Selon le Dictionnaire historique de la langue française, clicher est un terme technique de typographie signifiant « fabriquer l’empreinte d’une forme en y coulant un métal fusible permettant d’obtenir une planche solide ». Au cours du XIXe siècle, le sens de ce verbe a glissé vers « copier, décalquer », l’accent étant mis soit sur le caractère définitif de l’image fixée, soit sur le caractère de copie sans originalité. Pour ce qui est du participe passé substantivé, cliché, le sens qu’il a pris en photographie – « image négative obtenue à la chambre noire » – a fini par s’imposer, alors que le sens figuré de « phrase ou idée rebattue » procède du sens initial en typographie. Lorsqu’on dit clicher, comme lorsqu’on dit calquer (emprunté à l’italien calcare, désignant en dessin le fait de « reproduire un modèle sur une surface contre laquelle il est appliqué » et, par extension, « imiter rigoureusement, reproduire »), on désigne donc une tendance à manquer d’originalité, d’inventivité et d’audace, à suivre une ligne déjà tracée. Recourir aux clichés, c’est voir le monde avec les yeux des autres – en noir et blanc, sans nuances et sans relief ; c’est écouter la voix conciliante et monocorde qui nous invite à regarder tous à travers la même lentille, dans la même direction.

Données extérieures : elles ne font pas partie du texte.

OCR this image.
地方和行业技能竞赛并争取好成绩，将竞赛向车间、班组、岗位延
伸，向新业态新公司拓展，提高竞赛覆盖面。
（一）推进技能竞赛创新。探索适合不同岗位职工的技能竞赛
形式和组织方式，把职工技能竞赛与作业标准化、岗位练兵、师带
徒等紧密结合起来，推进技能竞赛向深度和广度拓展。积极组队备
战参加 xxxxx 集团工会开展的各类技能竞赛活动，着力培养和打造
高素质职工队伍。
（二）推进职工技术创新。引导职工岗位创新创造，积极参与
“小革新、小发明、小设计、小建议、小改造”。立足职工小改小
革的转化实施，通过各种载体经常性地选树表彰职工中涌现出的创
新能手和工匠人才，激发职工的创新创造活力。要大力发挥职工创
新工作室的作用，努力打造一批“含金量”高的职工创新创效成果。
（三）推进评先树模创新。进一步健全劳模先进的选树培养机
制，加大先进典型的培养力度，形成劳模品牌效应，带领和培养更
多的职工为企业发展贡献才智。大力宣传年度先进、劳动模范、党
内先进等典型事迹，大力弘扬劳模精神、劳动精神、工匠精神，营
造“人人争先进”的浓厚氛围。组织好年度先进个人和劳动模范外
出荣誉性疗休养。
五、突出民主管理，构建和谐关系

Se laissant emporter par ce que Umberto Eco appelait Le Vertige de la liste[1], les curateurs de l’exposition Luxembourg, les Luxembourgeois. Consensus et passions bridées, montrée en 2001 au Musée d’Histoire de la Ville de Luxembourg, conviaient une vingtaine d’acteurs de la vie culturelle – écrivains, chercheurs, éditeurs, conservateurs, archivistes – à établir un double inventaire de clichés, en regroupant d’un côté des « icônes » qui pourraient représenter le Luxembourg dans un musée imaginaire des idées reçues, et de l’autre les « tabous » les plus répandus en terre grand-ducale. C’est ainsi que l’on vit apparaître, côté icônes, la Gëlle Fra, les banques, le rocher du Bock, Sigefroi et Melusina, mais aussi le festival de l’automobile, le Judd mat Gardebounen, les dames de chez Namur, le bacalao et la pasta asciutta, les Portugais célébrant les Rois mages et les Italo-Luxembourgeois, « ces beurs grand-ducaux »… Côté tabous, s’exposaient pêle-mêle l’alcoolisme, le suicide, l’avortement, l’homosexualité des femmes, le blanchiment d’argent, mais aussi l’antisémitisme passé et présent, la collaboration pendant la Seconde Guerre mondiale, le racisme envers les adeptes d’autres religions, l’interdiction de passage et de séjour des Roms, la brutalité envers les demandeurs d’asile et, de manière plus générale, « la xénophobie ordinaire qui accompagne notre beau sentiment national »[2].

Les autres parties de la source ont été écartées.